Mesela Serdarlı Belediye Başkanı, kulübe başkan seçilmesi için isim arıyor.
Milletvekilleri, kulüplerin içinde.
Kulüp yöneticileri meclis kapılarında, bakanlık önlerinde...
***
Garip durum ve bir o kadarda düşündürücü olaylar yaşıyoruz sporumuzun her alanında...
"Sistemsizliğin" sistem, "çarpıklığın" düzen, düzenin de "çıkar elde etme üstüne" kurulu bir spor yapımız var.
Karamsar olmamakla birlikte üzülmüyor değilim.
***
Sporun ne demek olduğunu unutuyoruz bazen.
Dostluğu, kardeşliği, barış kavramlarını unuttuğumuz gibi.
Bir örnek daha vermemekte yarar var.
Spor Olimpik dergisi, ülke sporuna farklı bir tat veren bir dergi. Ayda bir yayımlanan dergi sporun birçok branşını sayfalarına yansıtıyor.
Emek var.
***
Dergiyi çıkaranlar lütfen bir kez daha değerlendirsinler dergilerinin "yayın felsefesini."

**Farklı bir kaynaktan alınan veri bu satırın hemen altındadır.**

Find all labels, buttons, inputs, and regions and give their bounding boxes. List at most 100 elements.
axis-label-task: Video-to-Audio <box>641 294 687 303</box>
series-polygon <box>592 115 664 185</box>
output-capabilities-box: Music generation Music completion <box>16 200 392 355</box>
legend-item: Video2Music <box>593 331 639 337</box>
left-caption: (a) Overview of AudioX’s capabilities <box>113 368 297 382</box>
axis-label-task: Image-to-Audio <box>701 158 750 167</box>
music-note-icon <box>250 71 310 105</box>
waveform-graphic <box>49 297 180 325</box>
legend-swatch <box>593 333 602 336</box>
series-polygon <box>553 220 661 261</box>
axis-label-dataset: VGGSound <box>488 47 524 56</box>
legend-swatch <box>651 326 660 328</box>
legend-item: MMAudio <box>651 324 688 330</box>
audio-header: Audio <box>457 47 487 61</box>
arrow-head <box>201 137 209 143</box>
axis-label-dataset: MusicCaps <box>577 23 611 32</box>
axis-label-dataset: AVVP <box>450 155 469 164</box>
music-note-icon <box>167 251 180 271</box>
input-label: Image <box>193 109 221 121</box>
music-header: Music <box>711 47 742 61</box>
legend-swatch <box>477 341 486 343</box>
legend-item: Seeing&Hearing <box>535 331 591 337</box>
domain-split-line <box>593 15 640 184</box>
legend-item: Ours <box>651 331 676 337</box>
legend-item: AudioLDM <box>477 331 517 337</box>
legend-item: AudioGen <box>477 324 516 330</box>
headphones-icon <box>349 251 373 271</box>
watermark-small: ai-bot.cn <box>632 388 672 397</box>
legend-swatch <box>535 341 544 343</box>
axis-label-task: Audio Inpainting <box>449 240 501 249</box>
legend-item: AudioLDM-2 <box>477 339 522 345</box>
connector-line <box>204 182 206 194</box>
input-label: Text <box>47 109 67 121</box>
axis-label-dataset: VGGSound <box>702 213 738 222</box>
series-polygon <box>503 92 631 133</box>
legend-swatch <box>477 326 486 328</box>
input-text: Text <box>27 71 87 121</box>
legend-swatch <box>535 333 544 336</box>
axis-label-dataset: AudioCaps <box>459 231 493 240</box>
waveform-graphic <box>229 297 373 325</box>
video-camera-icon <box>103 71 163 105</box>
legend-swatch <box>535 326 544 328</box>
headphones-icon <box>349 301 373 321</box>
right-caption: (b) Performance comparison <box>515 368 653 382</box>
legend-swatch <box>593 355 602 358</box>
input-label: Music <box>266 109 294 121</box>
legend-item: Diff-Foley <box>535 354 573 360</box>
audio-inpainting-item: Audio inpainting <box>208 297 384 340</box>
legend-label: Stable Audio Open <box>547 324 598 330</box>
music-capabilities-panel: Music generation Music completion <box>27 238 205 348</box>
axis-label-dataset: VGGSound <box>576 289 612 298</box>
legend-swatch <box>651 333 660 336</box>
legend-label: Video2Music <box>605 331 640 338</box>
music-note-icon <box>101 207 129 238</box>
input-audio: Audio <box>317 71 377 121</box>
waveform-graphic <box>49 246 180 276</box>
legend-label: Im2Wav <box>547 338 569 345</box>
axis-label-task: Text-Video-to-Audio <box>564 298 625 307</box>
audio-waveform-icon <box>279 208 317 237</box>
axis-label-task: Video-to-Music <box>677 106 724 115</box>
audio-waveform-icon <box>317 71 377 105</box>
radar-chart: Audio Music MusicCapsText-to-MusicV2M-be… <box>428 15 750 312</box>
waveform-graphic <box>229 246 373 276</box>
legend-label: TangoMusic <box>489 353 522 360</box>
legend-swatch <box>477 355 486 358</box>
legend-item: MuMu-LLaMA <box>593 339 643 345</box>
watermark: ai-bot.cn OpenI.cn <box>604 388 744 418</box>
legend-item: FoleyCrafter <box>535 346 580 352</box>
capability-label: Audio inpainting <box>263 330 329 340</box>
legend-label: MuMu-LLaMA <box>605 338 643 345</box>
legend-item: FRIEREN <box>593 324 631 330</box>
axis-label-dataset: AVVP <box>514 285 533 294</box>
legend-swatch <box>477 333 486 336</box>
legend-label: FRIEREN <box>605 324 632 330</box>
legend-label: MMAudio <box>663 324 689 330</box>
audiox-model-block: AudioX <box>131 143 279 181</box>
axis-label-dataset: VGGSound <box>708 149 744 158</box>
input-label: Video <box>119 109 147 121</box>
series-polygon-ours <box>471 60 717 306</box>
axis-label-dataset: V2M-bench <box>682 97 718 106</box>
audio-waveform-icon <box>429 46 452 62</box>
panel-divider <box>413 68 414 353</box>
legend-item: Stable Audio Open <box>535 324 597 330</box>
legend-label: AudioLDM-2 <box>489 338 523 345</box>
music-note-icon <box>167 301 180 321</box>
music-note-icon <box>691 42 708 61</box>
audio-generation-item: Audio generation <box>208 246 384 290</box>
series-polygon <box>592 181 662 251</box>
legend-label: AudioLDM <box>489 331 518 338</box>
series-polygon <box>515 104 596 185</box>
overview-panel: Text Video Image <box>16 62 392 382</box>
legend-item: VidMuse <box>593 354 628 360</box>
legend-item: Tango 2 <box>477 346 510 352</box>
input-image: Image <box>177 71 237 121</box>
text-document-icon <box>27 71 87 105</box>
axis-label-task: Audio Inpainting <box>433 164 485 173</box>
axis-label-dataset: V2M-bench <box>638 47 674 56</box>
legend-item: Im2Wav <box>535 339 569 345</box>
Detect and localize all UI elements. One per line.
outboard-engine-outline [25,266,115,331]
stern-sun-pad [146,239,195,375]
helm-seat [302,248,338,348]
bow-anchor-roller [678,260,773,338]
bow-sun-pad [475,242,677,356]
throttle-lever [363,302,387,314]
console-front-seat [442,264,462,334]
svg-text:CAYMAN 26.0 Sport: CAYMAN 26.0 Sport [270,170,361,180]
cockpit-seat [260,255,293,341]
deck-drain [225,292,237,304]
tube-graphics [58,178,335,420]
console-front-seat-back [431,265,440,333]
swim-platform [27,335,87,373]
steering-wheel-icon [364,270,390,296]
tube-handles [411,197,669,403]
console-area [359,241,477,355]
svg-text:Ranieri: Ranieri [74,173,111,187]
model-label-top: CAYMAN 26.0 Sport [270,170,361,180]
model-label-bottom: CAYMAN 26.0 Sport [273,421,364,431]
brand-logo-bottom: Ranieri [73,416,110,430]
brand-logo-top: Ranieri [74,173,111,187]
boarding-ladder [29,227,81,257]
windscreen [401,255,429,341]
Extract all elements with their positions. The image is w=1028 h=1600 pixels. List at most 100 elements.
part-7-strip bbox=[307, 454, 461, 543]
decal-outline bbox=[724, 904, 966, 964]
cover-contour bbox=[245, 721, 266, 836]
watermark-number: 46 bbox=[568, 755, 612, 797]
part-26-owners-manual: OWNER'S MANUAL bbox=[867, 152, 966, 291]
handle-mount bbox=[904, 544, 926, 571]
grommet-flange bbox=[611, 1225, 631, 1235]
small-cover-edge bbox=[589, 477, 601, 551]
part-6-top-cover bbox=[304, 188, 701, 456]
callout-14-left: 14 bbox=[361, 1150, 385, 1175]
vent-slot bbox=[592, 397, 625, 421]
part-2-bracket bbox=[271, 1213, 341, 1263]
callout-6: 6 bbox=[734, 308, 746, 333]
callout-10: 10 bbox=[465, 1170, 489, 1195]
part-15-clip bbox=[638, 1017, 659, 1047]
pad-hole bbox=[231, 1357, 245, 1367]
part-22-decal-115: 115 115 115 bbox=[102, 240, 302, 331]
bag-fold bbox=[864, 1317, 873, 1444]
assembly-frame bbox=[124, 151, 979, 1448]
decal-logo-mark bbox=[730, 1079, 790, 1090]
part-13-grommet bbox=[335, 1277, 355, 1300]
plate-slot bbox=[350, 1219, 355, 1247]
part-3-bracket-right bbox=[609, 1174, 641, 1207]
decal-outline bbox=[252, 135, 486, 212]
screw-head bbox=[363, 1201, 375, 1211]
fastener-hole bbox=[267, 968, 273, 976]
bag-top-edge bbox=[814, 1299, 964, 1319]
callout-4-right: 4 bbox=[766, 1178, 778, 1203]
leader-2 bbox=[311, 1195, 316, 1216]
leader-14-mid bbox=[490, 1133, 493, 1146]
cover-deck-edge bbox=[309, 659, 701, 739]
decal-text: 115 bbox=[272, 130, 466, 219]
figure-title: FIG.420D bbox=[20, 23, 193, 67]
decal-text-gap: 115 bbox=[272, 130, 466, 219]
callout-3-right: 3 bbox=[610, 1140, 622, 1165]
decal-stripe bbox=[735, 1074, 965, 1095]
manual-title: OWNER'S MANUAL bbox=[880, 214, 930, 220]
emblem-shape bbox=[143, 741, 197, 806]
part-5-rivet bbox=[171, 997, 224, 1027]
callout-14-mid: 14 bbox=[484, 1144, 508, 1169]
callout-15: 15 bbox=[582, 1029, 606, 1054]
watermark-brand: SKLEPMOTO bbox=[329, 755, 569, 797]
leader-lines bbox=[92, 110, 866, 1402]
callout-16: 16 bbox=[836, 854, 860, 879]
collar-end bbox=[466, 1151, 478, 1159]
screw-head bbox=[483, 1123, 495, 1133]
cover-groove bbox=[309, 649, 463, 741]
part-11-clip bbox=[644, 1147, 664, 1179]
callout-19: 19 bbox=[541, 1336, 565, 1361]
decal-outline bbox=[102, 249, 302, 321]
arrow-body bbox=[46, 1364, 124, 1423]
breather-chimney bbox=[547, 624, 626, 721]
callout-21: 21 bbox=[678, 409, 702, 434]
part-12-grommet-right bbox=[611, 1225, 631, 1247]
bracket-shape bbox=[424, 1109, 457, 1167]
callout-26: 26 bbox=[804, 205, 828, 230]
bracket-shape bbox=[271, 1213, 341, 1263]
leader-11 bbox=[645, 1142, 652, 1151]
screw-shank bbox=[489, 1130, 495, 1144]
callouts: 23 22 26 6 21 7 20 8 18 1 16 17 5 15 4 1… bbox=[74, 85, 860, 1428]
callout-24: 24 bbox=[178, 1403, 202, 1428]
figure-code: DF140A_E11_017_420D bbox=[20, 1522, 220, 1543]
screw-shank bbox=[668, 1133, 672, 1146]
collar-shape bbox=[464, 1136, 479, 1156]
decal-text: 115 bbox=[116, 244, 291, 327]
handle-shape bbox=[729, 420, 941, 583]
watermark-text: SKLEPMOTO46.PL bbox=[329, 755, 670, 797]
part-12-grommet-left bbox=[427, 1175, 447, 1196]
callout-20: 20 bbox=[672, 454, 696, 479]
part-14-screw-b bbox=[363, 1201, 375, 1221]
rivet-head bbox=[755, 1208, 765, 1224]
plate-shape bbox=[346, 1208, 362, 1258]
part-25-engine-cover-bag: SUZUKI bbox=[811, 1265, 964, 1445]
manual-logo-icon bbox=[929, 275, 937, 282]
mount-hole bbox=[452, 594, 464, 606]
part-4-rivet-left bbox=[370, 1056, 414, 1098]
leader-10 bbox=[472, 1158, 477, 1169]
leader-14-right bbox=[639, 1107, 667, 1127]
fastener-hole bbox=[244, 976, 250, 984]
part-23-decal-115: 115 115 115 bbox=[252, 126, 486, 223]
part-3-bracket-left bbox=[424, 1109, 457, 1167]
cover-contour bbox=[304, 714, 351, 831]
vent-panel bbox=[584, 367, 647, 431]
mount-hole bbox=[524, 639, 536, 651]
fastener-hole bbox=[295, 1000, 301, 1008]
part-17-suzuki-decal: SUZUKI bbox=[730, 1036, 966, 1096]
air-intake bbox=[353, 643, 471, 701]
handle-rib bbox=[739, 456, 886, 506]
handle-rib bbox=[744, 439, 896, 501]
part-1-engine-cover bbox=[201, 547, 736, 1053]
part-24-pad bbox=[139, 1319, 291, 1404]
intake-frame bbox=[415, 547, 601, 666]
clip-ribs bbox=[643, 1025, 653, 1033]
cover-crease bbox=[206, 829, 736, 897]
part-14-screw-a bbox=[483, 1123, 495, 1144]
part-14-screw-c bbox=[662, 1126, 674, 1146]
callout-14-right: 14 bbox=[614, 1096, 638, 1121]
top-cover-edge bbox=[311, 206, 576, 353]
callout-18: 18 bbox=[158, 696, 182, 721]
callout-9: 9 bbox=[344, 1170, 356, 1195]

Derginin çıkmasında spor yazarı olanlar var.
Hatta hem spor yazarı hemde beden eğitimi ve spor öğretmeni olanlar...
Hatta ve hatta Spor Dairesi çalışanları...
Ama derginin içerisinde KUMAR haberi de var.
Hem de üç sayfa...
Sporla, kumarı olimpik kavramda birleştiren bu "zihniyeti", yazımın başında belirttiğim eleştiri "dozajının" içerisinde değerlendirmek mümkün değildir.
***
Kumar olimpik branş mı oldu da haberimiz yok bizim.
Yoksa bu dergi, yeni bir turizm mi başlatıyor?